Idi Cut, Bagok, dan Kuta Binje tak lebih dari sekadar bahan kampanye. Janji pembangunan hanya datang saat baliho mulai dipasang dan tim sukses mulai bergerak. Setelah suara didapat, semuanya kembali jadi penonton—penonton dari pesta pembangunan yang hanya digelar di tempat lain.
Kami ingin menyampaikan pesan yang sangat jelas menjelang Pemilu dan Pilkada berikutnya: jangan lagi ada isu mengarahkan perangkat Gampong untuk memilih calon dari satu wilayah tertentu karena kedekatan politik atau kepentingan kelompok. Demokrasi itu soal pilihan rakyat, bukan hasil rekayasa struktur pemerintahan desa yang ditekan secara halus maupun kasar.
Sudah terlalu lama kami melihat bagaimana Pilkada di Aceh Timur dimainkan dengan pola-pola yang itu-itu saja: suara dibeli, aparatur desa diarahkan, dan rakyat dipaksa memilih bukan berdasarkan kualitas, tapi atas dasar loyalitas wilayah.
Kalau hari ini tidak sanggup membangun Simpang Ulim, Lhoknibong, Idi Cut, Bagok, dan Kuta Binje, maka jangan wariskan lagi kuasa ini ke orang yang sama dari kawasan yang sama. Biarkan rakyat memilih dengan akal sehat. Biarkan demokrasi tumbuh tanpa tekanan dan intrik anggaran.
Kita tidak sedang meminta keistimewaan untuk wilayah utara, timur, atau barat.
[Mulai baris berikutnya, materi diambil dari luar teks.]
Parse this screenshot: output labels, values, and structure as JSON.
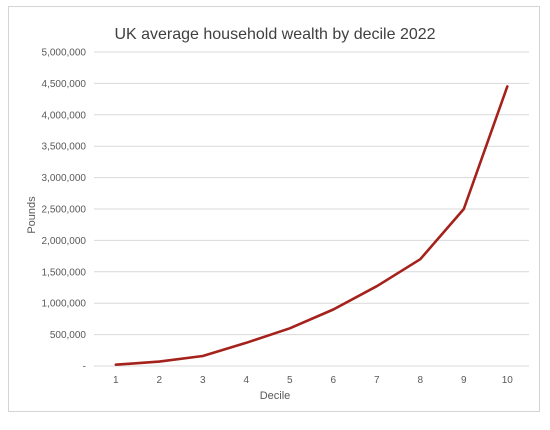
{
  "chart_data": {
    "type": "line",
    "title": "UK average household wealth by decile 2022",
    "xlabel": "Decile",
    "ylabel": "Pounds",
    "x": [
      "1",
      "2",
      "3",
      "4",
      "5",
      "6",
      "7",
      "8",
      "9",
      "10"
    ],
    "series": [
      {
        "values": [
          20000,
          70000,
          160000,
          370000,
          600000,
          900000,
          1270000,
          1700000,
          2500000,
          4450000
        ]
      }
    ],
    "ylim": [
      0,
      5000000
    ],
    "y_ticks": [
      "-",
      "500,000",
      "1,000,000",
      "1,500,000",
      "2,000,000",
      "2,500,000",
      "3,000,000",
      "3,500,000",
      "4,000,000",
      "4,500,000",
      "5,000,000"
    ],
    "grid": true,
    "legend": "none",
    "colors": {
      "series": "#a5221c",
      "grid": "#d9d9d9",
      "text": "#595959"
    }
  }
}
Kita hanya menuntut keadilan yang sederhana: pembangunan yang adil, kepemimpinan yang merata, dan pelayanan yang setara. Bila Bupati hari ini tidak mampu menjangkau wilayah-wilayah pinggiran, maka harapan besar kita taruh di periode selanjutnya.
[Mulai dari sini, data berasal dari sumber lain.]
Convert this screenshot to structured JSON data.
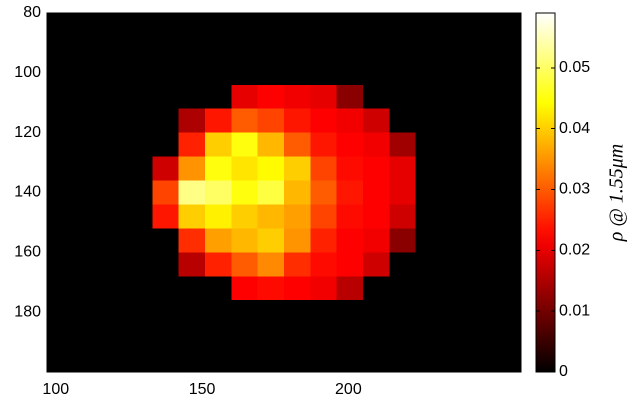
{
  "chart_data": {
    "type": "heatmap",
    "colormap": "hot",
    "xbins": [
      97,
      106,
      115,
      124,
      133,
      142,
      151,
      160,
      169,
      178,
      187,
      196,
      205,
      214,
      223,
      232,
      241,
      250,
      259
    ],
    "ybins": [
      80,
      88,
      96,
      104,
      112,
      120,
      128,
      136,
      144,
      152,
      160,
      168,
      176,
      184,
      192,
      200
    ],
    "values": [
      [
        0,
        0,
        0,
        0,
        0,
        0,
        0,
        0,
        0,
        0,
        0,
        0,
        0,
        0,
        0,
        0,
        0,
        0
      ],
      [
        0,
        0,
        0,
        0,
        0,
        0,
        0,
        0,
        0,
        0,
        0,
        0,
        0,
        0,
        0,
        0,
        0,
        0
      ],
      [
        0,
        0,
        0,
        0,
        0,
        0,
        0,
        0,
        0,
        0,
        0,
        0,
        0,
        0,
        0,
        0,
        0,
        0
      ],
      [
        0,
        0,
        0,
        0,
        0,
        0,
        0,
        0.02,
        0.022,
        0.021,
        0.02,
        0.012,
        0,
        0,
        0,
        0,
        0,
        0
      ],
      [
        0,
        0,
        0,
        0,
        0,
        0.015,
        0.024,
        0.03,
        0.028,
        0.024,
        0.022,
        0.021,
        0.018,
        0,
        0,
        0,
        0,
        0
      ],
      [
        0,
        0,
        0,
        0,
        0,
        0.025,
        0.04,
        0.045,
        0.038,
        0.03,
        0.024,
        0.022,
        0.021,
        0.014,
        0,
        0,
        0,
        0
      ],
      [
        0,
        0,
        0,
        0,
        0.018,
        0.035,
        0.045,
        0.042,
        0.044,
        0.04,
        0.028,
        0.023,
        0.022,
        0.02,
        0,
        0,
        0,
        0
      ],
      [
        0,
        0,
        0,
        0,
        0.028,
        0.052,
        0.05,
        0.045,
        0.048,
        0.038,
        0.03,
        0.024,
        0.022,
        0.02,
        0,
        0,
        0,
        0
      ],
      [
        0,
        0,
        0,
        0,
        0.024,
        0.04,
        0.043,
        0.04,
        0.038,
        0.036,
        0.028,
        0.023,
        0.022,
        0.018,
        0,
        0,
        0,
        0
      ],
      [
        0,
        0,
        0,
        0,
        0,
        0.026,
        0.036,
        0.038,
        0.04,
        0.035,
        0.025,
        0.022,
        0.021,
        0.012,
        0,
        0,
        0,
        0
      ],
      [
        0,
        0,
        0,
        0,
        0,
        0.016,
        0.025,
        0.03,
        0.034,
        0.026,
        0.023,
        0.022,
        0.018,
        0,
        0,
        0,
        0,
        0
      ],
      [
        0,
        0,
        0,
        0,
        0,
        0,
        0,
        0.022,
        0.023,
        0.022,
        0.021,
        0.016,
        0,
        0,
        0,
        0,
        0,
        0
      ],
      [
        0,
        0,
        0,
        0,
        0,
        0,
        0,
        0,
        0,
        0,
        0,
        0,
        0,
        0,
        0,
        0,
        0,
        0
      ],
      [
        0,
        0,
        0,
        0,
        0,
        0,
        0,
        0,
        0,
        0,
        0,
        0,
        0,
        0,
        0,
        0,
        0,
        0
      ],
      [
        0,
        0,
        0,
        0,
        0,
        0,
        0,
        0,
        0,
        0,
        0,
        0,
        0,
        0,
        0,
        0,
        0,
        0
      ]
    ],
    "xlim": [
      97,
      259
    ],
    "ylim": [
      80,
      200
    ],
    "xticks": [
      100,
      150,
      200
    ],
    "yticks": [
      80,
      100,
      120,
      140,
      160,
      180
    ],
    "y_reversed": true,
    "colorbar": {
      "label": "ρ @ 1.55μm",
      "clim": [
        0,
        0.059
      ],
      "ticks": [
        0,
        0.01,
        0.02,
        0.03,
        0.04,
        0.05
      ]
    }
  }
}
Simpang Ulim layak memimpin. Lhoknibong berhak membangun. Idi Cut, Bagok, dan Kuta Binje harus mulai dilibatkan, bukan cuma dipakai. Dan Aceh Timur harus kembali menjadi rumah bersama, bukan rumah kontrakan yang hanya dikuasai satu keluarga besar.
Kita ingin pemimpin yang tidak hanya bicara tentang visi di spanduk, tapi benar-benar menginjakkan kaki di jalan berlumpur yang ada di Gampong terpencil. Kita ingin calon bupati yang tidak hanya datang menjelang pencoblosan, tapi tetap hadir ketika banjir melanda atau listrik padam berhari-hari.
Pemilu ke depan adalah ujian, apakah Aceh Timur masih ingin seperti ini terbelah, tidak adil, dan penuh drama politik kampungan, atau kita semua berani melangkah menuju sistem yang lebih sehat dan setara.
Jangan biarkan aparatur Gampong jadi alat politik. Jangan jadikan jabatan sebagai alat mempertahankan kekuasaan keluarga atau kelompok. Dan jangan lagi rakyat dibodohi dengan bantuan musiman menjelang pencoblosan.
Demokrasi harus dewasa. Pemimpin harus merata. Dan pembangunan harus adil.